Soulignons que la Fondation détient les droits d’auteur sur toutes les œuvres de René Lévesque, droits qui lui ont été cédés gracieusement par la succession de Corinne Côté-Lévesque.

René Lévesque, les ressources naturelles et le développement économique

celine-saint-pierre-200pxTel est le thème du prochain colloque qu’organise la Fondation et qui se déroulera à Montréal, à la Grande bibliothèque, le 25 avril 2014.

En voici le programme :

Conférence d’ouverture : La pensée et l’action économiques de René Lévesque (1960-1985)

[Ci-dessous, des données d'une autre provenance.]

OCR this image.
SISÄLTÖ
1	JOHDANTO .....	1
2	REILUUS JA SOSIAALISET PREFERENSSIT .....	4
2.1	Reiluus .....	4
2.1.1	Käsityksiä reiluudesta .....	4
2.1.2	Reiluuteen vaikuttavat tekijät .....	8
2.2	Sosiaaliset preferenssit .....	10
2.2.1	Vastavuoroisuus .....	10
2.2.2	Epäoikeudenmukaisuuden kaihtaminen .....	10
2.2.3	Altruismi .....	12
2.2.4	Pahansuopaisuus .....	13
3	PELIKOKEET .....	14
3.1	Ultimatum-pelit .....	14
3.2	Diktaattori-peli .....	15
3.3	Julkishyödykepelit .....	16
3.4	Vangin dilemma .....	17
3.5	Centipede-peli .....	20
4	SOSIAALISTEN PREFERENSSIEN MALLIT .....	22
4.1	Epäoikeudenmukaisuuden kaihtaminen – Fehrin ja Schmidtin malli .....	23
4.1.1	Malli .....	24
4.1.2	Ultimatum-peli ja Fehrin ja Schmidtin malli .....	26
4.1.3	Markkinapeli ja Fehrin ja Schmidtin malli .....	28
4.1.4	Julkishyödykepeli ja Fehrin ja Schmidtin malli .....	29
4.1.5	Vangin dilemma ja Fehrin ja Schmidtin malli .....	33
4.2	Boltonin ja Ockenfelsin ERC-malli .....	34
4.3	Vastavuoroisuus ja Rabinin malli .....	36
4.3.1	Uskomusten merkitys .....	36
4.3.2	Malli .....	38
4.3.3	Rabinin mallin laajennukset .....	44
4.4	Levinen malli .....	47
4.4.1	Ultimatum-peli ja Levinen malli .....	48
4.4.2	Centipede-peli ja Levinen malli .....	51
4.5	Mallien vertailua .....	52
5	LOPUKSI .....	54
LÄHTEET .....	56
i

Session 1. La nationalisation de l’hydroélectricité comme exemple de l’action économique de René Lévesque

  1. Les objectifs de la nationalisation de l’hydroélectricité dans une perspective historique.
  2. Le processus de la nationalisation de l’hydroélectricité : le projet de 1962
  3. Le développement de l’hydroélectricité : une perspective comparative Québec-Norvège
  4. Les impacts de la nationalisation

alexandre-stefanescu-200pxSession 2. L’action économique de René Lévesque, les programmes et la mise en œuvre des politiques

  1. Les ressources naturelles, le développement minier et l’indépendance énergétique
  2. La concertation et la mise en place des grands sommets économiques : une approche innovatrice
  3. Les programmes de sortie des crises de 1979 et 1982 et autres programmes innovants

Session 3. Table ronde : Bilan de l’action économique de René Lévesque et éclairage sur les enjeux actuels

Deux membres du conseil de la Fondation ont pris en charge la tenue de ce colloque : madame Céline Saint-Pierre a assumé, avec la contribution d’un comité scientifique, l’élaboration du programme et le choix des conférenciers; monsieur Alexandre Stefanescu s’occupe des démarches préparatoires, de l’organisation du déroulement des séances et des suites à donner.